We patch ourselves together with internet lore, with micro-identities, with niche hobbies and curated subscriptions. We find coherence in fleeting, tiny tribes: the group chat that gets your specific despair, the forum for your overly specific interest. These are life rafts, not homes. They keep us afloat, but they’re not solid ground. We float from raft to raft, speaking the insular language of each, forgetting how to speak a broader, steadier story about who we are and what we want.

In the end, we are tasked with an impossible alchemy. We must spin the base metal of survival—the commutes, the invoices, the grocery runs, the panic, into the gold of a meaningful life. And we’re trying to do it while everyone, from influencers to corporations to our own internalized voices, sells us the philosopher’s stone: this app, that mindset, this course, that ritual. Buy this and your fragments will fuse. They don’t. The fracture is fundamental. It’s not in you. It’s in the world.

So we perform coherence. We clean our apartments for the Zoom call background. We use the right words in the meeting. We post the photo that suggests a curated existence. The performance is exhausting because it is a full-time job on top of our full-time jobs. It’s the labor of pretending the fragments are a whole.

What’s the alternative? To stare, openly, at the broken picture? To admit that the story doesn’t make sense? That’s the terrifying part. We are narrative creatures. We need a story to live. Without one, we dissolve into pure, panicked reaction. So we cling to the shards and call it a mosaic. We write captions about the journey. We treat our burnout as a sign of depth. We monetize our coping mechanisms.
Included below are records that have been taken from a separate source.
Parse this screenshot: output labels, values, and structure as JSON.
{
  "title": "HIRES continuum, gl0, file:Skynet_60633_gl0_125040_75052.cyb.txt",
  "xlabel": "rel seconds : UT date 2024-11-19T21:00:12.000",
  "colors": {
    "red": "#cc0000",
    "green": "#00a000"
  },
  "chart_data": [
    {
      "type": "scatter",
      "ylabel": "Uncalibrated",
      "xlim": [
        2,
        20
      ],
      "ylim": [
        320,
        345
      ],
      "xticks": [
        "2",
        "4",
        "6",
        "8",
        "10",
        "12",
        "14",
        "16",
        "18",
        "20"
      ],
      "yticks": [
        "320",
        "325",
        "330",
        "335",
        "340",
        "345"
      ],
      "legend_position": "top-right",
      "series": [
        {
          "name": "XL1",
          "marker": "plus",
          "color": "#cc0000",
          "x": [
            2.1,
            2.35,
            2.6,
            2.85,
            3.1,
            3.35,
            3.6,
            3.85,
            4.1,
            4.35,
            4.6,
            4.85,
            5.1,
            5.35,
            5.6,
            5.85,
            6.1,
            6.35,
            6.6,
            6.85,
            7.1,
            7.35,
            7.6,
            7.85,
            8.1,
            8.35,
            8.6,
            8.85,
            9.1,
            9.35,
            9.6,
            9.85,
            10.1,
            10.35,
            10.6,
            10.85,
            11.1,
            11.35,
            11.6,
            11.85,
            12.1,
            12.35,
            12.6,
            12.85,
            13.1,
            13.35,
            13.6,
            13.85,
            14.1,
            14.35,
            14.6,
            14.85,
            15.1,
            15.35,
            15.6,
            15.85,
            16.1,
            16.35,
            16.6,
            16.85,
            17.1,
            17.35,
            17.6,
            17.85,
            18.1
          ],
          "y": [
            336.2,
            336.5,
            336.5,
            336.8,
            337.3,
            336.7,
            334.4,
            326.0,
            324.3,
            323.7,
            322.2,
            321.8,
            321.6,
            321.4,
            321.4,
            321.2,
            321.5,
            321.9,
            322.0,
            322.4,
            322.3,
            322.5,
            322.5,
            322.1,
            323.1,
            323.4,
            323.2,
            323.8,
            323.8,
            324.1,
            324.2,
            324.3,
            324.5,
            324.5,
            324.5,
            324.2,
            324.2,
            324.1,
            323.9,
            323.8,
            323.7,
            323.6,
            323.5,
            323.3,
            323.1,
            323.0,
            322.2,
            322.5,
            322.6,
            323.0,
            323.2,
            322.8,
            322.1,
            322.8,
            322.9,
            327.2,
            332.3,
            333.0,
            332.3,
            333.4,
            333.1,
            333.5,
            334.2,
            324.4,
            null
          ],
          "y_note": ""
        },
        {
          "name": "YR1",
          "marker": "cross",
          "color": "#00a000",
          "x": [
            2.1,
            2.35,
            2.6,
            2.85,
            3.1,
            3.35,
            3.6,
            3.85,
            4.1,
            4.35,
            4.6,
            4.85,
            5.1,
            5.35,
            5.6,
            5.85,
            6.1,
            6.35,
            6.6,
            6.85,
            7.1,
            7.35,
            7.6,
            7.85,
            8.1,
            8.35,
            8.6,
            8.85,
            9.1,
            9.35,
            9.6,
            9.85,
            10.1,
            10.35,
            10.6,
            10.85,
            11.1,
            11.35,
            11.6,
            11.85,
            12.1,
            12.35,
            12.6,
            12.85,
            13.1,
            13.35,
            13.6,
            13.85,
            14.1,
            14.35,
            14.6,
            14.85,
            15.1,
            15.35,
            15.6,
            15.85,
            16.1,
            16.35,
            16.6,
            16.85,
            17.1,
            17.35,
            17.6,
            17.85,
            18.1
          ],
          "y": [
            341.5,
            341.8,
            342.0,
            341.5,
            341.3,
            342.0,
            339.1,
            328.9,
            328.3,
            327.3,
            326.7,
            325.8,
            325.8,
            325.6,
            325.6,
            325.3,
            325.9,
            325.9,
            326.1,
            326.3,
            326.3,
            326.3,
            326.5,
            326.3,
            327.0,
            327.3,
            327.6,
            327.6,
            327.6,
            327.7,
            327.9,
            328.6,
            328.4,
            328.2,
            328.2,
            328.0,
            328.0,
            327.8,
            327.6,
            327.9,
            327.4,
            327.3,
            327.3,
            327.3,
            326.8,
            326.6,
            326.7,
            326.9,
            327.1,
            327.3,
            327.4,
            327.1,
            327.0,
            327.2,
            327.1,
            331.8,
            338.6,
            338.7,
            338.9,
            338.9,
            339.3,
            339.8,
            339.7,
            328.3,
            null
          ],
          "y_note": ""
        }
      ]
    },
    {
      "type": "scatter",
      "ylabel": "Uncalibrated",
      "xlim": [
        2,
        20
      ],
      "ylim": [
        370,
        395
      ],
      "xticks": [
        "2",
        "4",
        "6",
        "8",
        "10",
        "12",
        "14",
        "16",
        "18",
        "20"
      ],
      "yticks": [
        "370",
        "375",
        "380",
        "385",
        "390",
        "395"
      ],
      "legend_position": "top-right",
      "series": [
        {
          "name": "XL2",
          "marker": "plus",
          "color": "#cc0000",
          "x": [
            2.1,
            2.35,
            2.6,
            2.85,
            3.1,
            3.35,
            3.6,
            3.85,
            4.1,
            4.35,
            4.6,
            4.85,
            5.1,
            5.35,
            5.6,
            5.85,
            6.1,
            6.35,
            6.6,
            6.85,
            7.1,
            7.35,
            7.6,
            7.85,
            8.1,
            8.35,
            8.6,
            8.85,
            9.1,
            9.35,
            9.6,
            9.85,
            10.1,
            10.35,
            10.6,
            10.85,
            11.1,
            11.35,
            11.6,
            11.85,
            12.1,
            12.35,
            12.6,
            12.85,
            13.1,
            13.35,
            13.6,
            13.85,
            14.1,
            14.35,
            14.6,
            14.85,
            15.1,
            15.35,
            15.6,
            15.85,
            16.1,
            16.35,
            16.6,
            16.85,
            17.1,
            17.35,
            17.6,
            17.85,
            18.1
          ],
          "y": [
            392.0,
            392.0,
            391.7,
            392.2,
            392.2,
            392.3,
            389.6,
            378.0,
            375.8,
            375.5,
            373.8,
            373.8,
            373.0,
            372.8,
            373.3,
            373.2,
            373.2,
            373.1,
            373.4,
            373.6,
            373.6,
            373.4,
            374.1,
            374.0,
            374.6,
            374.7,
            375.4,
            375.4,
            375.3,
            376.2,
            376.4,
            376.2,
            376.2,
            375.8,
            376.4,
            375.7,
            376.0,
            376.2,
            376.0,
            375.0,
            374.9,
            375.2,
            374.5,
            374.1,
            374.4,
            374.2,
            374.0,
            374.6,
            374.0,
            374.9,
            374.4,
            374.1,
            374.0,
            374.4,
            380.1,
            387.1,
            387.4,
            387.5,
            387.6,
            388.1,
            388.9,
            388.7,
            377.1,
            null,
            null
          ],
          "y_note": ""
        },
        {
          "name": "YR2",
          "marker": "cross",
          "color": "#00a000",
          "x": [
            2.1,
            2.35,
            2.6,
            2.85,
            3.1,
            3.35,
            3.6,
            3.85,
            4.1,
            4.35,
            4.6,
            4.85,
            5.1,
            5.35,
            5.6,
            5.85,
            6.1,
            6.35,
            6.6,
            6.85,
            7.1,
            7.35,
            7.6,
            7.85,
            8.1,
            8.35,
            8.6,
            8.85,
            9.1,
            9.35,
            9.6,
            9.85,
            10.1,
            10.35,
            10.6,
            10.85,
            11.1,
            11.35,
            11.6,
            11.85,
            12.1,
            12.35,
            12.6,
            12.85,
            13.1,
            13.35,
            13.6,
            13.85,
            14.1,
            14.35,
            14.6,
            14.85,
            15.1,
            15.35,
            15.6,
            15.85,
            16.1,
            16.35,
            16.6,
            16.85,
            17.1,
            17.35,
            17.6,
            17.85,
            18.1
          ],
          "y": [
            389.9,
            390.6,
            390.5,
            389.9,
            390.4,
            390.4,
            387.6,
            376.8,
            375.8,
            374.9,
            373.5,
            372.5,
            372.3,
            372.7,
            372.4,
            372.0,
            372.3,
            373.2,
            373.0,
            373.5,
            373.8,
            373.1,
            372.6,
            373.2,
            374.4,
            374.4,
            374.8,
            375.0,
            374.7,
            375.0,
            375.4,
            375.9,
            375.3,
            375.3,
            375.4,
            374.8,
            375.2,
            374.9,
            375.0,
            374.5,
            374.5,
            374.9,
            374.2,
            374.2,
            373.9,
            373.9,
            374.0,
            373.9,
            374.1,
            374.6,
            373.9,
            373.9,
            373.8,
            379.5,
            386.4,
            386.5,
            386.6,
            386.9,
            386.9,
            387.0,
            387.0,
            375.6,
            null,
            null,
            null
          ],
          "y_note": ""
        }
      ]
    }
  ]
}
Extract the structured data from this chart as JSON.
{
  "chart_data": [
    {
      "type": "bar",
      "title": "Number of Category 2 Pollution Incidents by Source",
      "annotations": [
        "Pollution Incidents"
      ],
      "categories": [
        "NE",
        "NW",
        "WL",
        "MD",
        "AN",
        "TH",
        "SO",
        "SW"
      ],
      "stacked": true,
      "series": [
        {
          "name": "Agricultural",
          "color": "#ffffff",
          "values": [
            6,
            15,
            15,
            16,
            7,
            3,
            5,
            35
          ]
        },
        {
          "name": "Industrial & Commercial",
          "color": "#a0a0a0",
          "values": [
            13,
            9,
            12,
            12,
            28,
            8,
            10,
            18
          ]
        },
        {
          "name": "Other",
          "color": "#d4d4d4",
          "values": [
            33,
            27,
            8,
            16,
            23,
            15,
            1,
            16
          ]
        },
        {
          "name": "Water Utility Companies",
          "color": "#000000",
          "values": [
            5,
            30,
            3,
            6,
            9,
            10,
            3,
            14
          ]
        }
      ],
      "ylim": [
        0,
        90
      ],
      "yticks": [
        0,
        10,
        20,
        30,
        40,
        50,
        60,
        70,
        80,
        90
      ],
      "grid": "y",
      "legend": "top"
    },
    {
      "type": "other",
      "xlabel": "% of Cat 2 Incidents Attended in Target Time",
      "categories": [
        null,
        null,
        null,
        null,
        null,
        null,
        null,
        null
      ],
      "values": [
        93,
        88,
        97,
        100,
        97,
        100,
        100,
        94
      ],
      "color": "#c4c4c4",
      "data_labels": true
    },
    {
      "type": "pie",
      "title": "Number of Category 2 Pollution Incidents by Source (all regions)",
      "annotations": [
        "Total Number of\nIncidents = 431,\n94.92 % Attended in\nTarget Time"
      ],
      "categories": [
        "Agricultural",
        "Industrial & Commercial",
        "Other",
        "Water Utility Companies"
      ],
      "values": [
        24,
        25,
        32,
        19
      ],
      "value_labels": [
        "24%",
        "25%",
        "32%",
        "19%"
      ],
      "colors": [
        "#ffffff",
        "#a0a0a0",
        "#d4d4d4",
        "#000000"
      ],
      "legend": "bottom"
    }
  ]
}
The ultimate contradiction is this: our most authentic experience is one of profound incoherence, and the only way to survive it is to pretend, constantly, that it’s not happening.

Is it any wonder we’re so tired?

The devastating, simple truth is that we are building selves on quicksand, using tools meant for solid ground. And the deepest, most unspoken contradiction we live is this: we were taught to dream in high definition, but we can only afford to live in buffering, low-res fragments. Our promised life was a novel. The one we’re getting is a pile of missed notifications. And we keep trying to read them as if they’ll eventually form a sentence that makes sense.